Luciana Rodríguez, Nicolás Medina y yo fuimos los jurados de la Asociación de Críticos y los tres estuvimos de acuerdo en que la mejor exponente de la oncena que competía en la sección Internacional era No esperes demasiado del fin del mundo, del rumano Radu Jude. El fallo del jurado oficial coincidió con el nuestro y en la ceremonia de clausura se exhibió un video en el que la protagonista (debajo de un filtro de Tik Tok) alababa los pechos y los traseros de las uruguayas.
Si no vieron el film, esto podría sorprender. Es que la protagonista, una explotadísima trabajadora de la industria audiovisual rumana, además de andar manejando para todas partes y cumplir los mandatos de sus empleadores temporales, tiene una faceta de influencer. Y allí explota un personaje increíblemente machista y misógino, que sueña con ser un nuevo Andrew Tate, el (también) despreciable influencer que desde hace meses mantiene grandes disputas con la justicia rumana. La historia de Ángela (Ilinca Manolache) está contada en blanco y negro, excepto las entradas de Tik Tok, pero también hay escenas en colores de una película rumana de 1981, cuyos protagonistas son incorporados a esta ficción.
Si tuviera que destacar un segundo título, sería para Frontera verde, de Agnieszka Holland. La directora polaca cuenta una historia absolutamente desgarradora sobre los inmigrantes que intentan ingresar a la Unión Europea a través de la frontera entre Bielorrusia y su país. También en blanco y negro (con la ironía de la cantidad de grises que maneja), retrata a las policías fronterizas de ambas naciones que, como si se tratara de un deporte cruel, se pasan a los inmigrantes de un lado a otro. Sonaría a comedia de no ser por la brutalidad que presenta. Tal vez se abuse de la manipulación de nuestros sentimientos, pero si lo hace Pixar lo aplaudimos, así que aconsejo que se dejen vapulear por una historia que muestra la deshumanización que hacemos del otro, un otro que suele cambiar conforme cambian las sociedades, pero que cuando hablamos de gente pobre que viene de otro país siempre está a un paso de la demonización. La película deja tan mal parada a Polonia como a Bielorrusia, muestra la tarea de voluntarios que arriesgan su pellejo (sí, muchas veces por culpa de clase, y la película lo menciona) y presenta a un grupo de inmigrantes que sufrirá más que en las películas sobre la pasión de Cristo. Una obra absolutamente necesaria.
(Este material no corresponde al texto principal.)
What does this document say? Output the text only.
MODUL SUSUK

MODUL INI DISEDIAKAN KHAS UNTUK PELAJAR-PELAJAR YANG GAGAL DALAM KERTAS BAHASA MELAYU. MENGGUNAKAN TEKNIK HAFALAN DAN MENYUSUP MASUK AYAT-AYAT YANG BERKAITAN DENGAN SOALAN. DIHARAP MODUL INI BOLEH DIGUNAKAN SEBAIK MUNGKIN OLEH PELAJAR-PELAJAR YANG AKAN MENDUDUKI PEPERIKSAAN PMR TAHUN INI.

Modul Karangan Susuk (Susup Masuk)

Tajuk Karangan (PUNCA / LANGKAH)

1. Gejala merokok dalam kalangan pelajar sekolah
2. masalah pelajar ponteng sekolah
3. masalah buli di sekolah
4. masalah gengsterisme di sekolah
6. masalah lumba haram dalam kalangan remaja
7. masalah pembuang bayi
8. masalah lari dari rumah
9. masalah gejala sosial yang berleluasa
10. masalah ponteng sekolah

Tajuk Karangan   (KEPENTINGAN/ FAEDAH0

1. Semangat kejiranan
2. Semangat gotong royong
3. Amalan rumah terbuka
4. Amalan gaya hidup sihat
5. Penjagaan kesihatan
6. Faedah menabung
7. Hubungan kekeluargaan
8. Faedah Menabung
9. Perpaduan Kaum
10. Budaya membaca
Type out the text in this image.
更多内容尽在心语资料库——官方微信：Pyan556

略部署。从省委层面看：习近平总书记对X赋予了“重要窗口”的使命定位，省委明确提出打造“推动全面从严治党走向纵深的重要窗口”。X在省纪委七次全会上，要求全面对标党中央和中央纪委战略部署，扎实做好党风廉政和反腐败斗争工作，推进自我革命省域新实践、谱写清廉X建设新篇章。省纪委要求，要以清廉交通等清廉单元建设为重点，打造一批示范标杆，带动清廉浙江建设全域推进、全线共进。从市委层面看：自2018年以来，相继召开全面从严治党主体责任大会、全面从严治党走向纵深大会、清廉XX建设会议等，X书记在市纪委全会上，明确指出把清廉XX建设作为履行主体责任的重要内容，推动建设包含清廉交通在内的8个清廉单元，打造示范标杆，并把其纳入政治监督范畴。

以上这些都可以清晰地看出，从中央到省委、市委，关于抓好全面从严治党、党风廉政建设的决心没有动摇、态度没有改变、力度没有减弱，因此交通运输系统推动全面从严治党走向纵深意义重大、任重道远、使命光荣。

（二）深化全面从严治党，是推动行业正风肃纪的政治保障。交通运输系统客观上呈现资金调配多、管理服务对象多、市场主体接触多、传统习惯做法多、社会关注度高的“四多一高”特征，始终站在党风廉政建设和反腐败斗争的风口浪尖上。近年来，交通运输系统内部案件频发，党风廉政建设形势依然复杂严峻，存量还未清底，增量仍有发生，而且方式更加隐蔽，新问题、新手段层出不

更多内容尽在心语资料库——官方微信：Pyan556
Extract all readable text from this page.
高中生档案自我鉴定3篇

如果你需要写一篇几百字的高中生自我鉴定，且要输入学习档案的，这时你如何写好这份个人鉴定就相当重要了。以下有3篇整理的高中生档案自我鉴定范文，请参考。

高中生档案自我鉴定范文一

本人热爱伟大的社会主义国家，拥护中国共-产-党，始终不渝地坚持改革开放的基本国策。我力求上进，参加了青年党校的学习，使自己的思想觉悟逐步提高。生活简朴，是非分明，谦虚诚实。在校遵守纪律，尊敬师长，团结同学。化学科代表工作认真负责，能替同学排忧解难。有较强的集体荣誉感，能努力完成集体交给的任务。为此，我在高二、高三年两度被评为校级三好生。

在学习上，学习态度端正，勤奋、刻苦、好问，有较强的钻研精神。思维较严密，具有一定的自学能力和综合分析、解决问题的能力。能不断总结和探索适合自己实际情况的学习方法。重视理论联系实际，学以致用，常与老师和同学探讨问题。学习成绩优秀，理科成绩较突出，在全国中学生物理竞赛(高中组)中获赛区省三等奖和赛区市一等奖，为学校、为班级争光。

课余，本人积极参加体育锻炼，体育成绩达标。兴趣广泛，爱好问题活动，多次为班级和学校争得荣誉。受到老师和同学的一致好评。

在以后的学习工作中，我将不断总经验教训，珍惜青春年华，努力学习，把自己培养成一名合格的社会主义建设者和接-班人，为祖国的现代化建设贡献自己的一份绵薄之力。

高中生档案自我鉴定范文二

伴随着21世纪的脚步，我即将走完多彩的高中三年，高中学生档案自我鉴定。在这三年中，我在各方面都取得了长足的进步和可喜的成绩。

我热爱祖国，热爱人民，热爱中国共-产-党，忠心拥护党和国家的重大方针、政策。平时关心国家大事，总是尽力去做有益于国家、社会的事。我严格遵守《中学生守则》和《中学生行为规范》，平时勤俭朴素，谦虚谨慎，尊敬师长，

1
Además, rescato el documental (entre grandes comillas) Clorindo Testa, de Mariano Llinás, que no tiene miedo al ridículo siempre y cuando los focos estén puestos en sí mismo como ridículo máximo, mientras le encargan hablar de un arquitecto y termina hablando de su propio padre y de sí mismo. El mal no existe, lo nuevo de Ryusuke Hamaguchi, tiene un arranque muy lento y un final a mi gusto innecesario, pero el medio tiene algunas de las escenas más deliciosas del festival. Y la húngara Explanation for Everything, de Gábor Reisz, habla de grietas lejanas pero con condimentos muy familiares.
Hubo obras que parecían una nueva temporada de la serie Dark (The Universal Theory, de Tim Kröger), otras que parecían de Netflix (Memory, de Michel Franco), y una que se hubiera beneficiado con la ayuda de un editor y de utilizar contraplanos (Inside the Yellow Cocoon Shell, de Thien An Pham). No me arrepiento de haber visto ninguna de ellas.